Bloom Energy power storage equipment in San Ramon, California.
Smith Collection | Gado | Archive Photos | Getty Images
shares Blooming Energy AI rose on Monday following a deal with Brookfield to deploy fuel cells for data centers.
Brookfield will spend up to $5 billion to deploy Bloom Energy’s technology, the first investment in its strategy to support large AI data centers with power and computing infrastructure.
Shares of Bloom Energy rose more than 30% in early trading. Bloom’s fuel cells provide on-site power that can be deployed quickly because they are not connected to the electrical grid.
Bloom already has deployed hundreds of megawatts of fuel cells through agreements with utility companies such as American Electric Power and data center developers such as Equinix and Oracle, the company said.
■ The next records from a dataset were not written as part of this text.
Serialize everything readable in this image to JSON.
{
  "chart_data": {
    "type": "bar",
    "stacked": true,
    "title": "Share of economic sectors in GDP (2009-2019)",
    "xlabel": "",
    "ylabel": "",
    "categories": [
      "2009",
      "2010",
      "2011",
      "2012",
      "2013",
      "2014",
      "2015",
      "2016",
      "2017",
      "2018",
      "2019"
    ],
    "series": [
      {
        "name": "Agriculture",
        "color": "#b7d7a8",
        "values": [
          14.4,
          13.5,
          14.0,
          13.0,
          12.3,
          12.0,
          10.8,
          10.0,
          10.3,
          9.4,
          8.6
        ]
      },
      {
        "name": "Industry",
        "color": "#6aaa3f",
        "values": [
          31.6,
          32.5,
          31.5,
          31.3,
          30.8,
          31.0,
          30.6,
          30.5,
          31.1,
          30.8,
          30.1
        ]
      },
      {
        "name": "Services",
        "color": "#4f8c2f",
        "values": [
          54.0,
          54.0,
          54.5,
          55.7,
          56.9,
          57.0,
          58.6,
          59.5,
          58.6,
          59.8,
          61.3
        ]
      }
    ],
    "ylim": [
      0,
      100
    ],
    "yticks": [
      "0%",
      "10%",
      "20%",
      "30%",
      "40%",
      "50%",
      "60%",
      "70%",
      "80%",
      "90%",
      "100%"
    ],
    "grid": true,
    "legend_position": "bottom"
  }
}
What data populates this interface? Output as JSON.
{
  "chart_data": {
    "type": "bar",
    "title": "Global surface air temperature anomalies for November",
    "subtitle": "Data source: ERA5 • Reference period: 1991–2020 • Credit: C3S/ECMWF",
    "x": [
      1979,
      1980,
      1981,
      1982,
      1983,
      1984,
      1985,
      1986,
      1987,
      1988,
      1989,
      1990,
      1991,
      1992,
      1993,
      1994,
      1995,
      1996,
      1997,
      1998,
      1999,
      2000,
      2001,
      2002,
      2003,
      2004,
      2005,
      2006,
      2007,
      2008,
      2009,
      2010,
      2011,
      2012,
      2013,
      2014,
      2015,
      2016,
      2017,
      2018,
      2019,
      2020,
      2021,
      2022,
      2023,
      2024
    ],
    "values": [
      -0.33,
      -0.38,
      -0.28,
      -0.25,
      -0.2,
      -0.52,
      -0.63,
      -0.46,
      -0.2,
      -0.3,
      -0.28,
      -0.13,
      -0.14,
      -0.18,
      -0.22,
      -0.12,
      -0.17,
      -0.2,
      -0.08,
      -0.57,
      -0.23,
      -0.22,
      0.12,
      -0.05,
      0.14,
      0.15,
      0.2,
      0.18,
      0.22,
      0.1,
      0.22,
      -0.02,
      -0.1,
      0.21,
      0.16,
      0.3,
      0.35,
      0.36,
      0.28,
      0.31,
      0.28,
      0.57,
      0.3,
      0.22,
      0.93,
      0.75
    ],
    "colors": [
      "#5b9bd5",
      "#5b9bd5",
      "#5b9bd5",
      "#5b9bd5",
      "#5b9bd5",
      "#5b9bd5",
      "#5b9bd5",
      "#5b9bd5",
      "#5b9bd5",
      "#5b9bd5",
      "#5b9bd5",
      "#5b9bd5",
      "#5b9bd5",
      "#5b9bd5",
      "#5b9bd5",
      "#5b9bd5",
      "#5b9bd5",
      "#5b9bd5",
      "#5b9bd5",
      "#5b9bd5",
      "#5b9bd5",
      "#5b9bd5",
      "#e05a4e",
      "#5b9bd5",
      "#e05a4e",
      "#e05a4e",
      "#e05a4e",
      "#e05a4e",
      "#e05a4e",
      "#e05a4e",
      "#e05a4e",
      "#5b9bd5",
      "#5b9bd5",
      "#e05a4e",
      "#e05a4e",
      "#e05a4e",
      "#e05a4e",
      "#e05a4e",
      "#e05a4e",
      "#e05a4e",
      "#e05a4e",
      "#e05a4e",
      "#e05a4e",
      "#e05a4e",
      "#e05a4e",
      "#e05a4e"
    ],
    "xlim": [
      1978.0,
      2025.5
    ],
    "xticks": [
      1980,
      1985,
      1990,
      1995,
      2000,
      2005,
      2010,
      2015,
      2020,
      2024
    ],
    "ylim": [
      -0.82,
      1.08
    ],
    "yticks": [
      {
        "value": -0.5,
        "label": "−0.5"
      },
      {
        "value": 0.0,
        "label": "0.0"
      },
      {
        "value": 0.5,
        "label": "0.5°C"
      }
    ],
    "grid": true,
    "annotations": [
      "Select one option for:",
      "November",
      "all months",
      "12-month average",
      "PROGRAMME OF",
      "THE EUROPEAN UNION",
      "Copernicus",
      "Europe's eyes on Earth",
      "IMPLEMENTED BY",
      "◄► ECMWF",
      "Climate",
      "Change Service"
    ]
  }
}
The AI industry’s data center plans are growing in scale. For example, Nvidia and OpenAI recently announced a partnership that aims to build 10 gigawatt data centers, equivalent to the power New York City consumes on some days during the summer months.
But the AI companies’ plans are at odds with the aging U.S. power grid, which is often slow to provide additional power capacity. Data centers also threaten to exacerbate rising electricity prices for consumers.
Deploying power solutions “behind the meter” or off-grid is “vital to close the grid gap for AI factories,” said Sikander Rashid, global head of AI infrastructure at Brookfield.
“AI infrastructure must be built with purpose, speed and scale like a factory,” said KR Sridhar, CEO of Bloom Energy.
The AI industry will need to generate power from electricity to quickly meet demand and protect consumers from rising electricity prices, Nvidia CEO Jensen Huang told CNBC last week.
“The power that the data center generates itself can move much faster than putting it into the grid, and we have to do that,” Huang told CNBC on Oct. 8.